There was only one quarterback taken and nine offensive linemen. The offensive skill position players were largely ignored and the top three pass rushers went off the board in the first six picks.
It’s the teams that took the “safe” route that may suffer after Thursday. The Chiefs, Jaguars, Eagles, Cardinals, Titans, Chargers, Giants, Bears and Cowboys all took offensive linemen in the first round. All nine of those teams did not make the playoffs in 2012, and none of those first-round linemen will push them into playoff status in 2013.
A great offensive lineman will add to the greater good of a team, but he won’t be a franchise changer. Quick, who’s the best offensive tackle in the NFL? Probably Joe Thomas in Cleveland, right? Well, he hasn’t exactly been a franchise changer for the Browns, has he? Jake Long was the No. 1 overall pick in 2008 for the Dolphins, and Miami let him walk after having one winning season since he came aboard. And Long worked out! Long was as good as advertised.
Kansas City, Jacksonville, Philadelphia, Arizona, Tennessee, San Diego, Chicago and Dallas needed to make big moves to get into playoff contention next season, and taking right tackles and guards isn’t going to get it done. The Giants should be expected to make the playoffs next season, and their decision to take Justin Pugh No. 19 overall was probably a good one. They are a team without a ton of bigger needs.
If Branden Albert stays on board with the Chiefs, No. 1 overall pick Eric Fisher will be playing on the right side. Luke Joeckel will be playing on the right side in Jacksonville, Lane Johnson will be playing on the right side in Philadelphia, Jonathan Cooper and Chance Warmack are guards, D.J. Fluker is a right tackle only for San Diego, Pugh and Kyle Long are not left tackles for New York and Chicago respectively and Travis Frederick is a center in Dallas.
There should be a question whether a right tackle, guard or center is even worthy of a first-round pick, and they made up more than a quarter of the draft.
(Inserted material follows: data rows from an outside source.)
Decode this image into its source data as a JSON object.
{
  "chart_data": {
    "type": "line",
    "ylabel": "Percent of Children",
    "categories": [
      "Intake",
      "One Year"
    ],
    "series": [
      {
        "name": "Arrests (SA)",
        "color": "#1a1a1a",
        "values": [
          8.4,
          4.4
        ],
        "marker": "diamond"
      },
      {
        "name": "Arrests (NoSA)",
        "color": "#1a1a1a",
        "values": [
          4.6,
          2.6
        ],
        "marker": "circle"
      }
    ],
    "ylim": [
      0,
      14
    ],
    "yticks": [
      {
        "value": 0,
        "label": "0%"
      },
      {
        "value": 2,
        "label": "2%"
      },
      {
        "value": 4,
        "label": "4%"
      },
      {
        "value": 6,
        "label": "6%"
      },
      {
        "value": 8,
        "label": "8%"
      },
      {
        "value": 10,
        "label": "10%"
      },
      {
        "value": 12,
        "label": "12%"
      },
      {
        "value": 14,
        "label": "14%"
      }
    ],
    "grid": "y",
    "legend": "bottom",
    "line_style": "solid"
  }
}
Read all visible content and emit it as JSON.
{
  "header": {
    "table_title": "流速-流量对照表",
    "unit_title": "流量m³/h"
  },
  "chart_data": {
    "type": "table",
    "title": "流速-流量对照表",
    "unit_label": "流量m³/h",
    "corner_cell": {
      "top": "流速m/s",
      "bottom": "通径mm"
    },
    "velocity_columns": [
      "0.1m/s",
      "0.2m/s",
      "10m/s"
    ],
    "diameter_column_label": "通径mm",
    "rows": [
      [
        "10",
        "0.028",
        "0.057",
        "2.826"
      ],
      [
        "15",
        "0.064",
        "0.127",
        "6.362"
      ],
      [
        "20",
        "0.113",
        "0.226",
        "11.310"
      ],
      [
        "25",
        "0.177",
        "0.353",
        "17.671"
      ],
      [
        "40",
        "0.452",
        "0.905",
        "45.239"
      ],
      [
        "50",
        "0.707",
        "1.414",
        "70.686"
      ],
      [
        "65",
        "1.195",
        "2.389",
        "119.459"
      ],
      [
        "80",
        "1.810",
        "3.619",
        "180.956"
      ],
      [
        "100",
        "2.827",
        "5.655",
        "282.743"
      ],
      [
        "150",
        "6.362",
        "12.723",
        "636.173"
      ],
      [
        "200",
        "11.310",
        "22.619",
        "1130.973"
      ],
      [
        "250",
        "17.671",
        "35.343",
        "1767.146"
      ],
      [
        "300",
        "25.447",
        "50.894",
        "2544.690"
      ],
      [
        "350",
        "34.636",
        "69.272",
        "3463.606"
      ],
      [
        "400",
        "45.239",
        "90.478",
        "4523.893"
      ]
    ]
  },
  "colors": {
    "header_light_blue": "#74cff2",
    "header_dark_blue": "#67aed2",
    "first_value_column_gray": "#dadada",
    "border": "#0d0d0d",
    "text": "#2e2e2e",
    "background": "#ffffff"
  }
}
Now, granted, right tackles are becoming more valuable since pass rushers will rarely stay on one side of the field anymore. Therefore, right tackles are becoming more valuable, but how big of an impact can one offensive lineman have on a game, a season or a team?
The first round saw possible high-impact players like Star Lotulelei, Sharrif Floyd, Xavier Rhodes and Tyler Eifert fall to the 14th pick and beyond. It saw guys like Jamar Taylor, Justin Hunter, Jonathan Cyprien, Geno Smith and Tank Carradine fall out of the first round altogether.
Great offensive line prospects still remain, too. Are Pugh, Long and Frederick really that much better players than the Menelik Watsons, Terron Armsteads, Larry Warfords and Brennan Williams‘ that can be had with the 33rd pick and beyond? Doubtful.
Offensive linemen should certainly be considered for the first round, but it seemed like teams wised up in 2012 when only one went before the No. 23 pick and only four went in the first round. It seemed as though teams consciously decided that guards like David DeCastro weren’t worth Top 10 or 20 picks. But this year, teams that fail year after year decided to play it “safe” by not doing much at all.
So as Fluker struggles to kick out against quick pass rushers next season in San Diego, and Cooper plays his butt off in Arizona — but the tackles playing next to him still can’t block worth a lick — don’t be surprised when those teams continue to fail.
Certain positions are just worth more. Cooper could wind up being the best guard in the NFL for the next ten years, but Will Shields was a damn good player too. However, he didn’t have the same impact on his team as a Tom Brady or even Darrelle Revis can.
Teams like the Rams, Jets and Raiders were smart to think outside the box during that string of first-round linemen when they took Tavon Austin, Dee Milliner and D.J. Hayden, respectively. Sure, they’re bigger risks, but if they pan out, they’ll also be better prizes.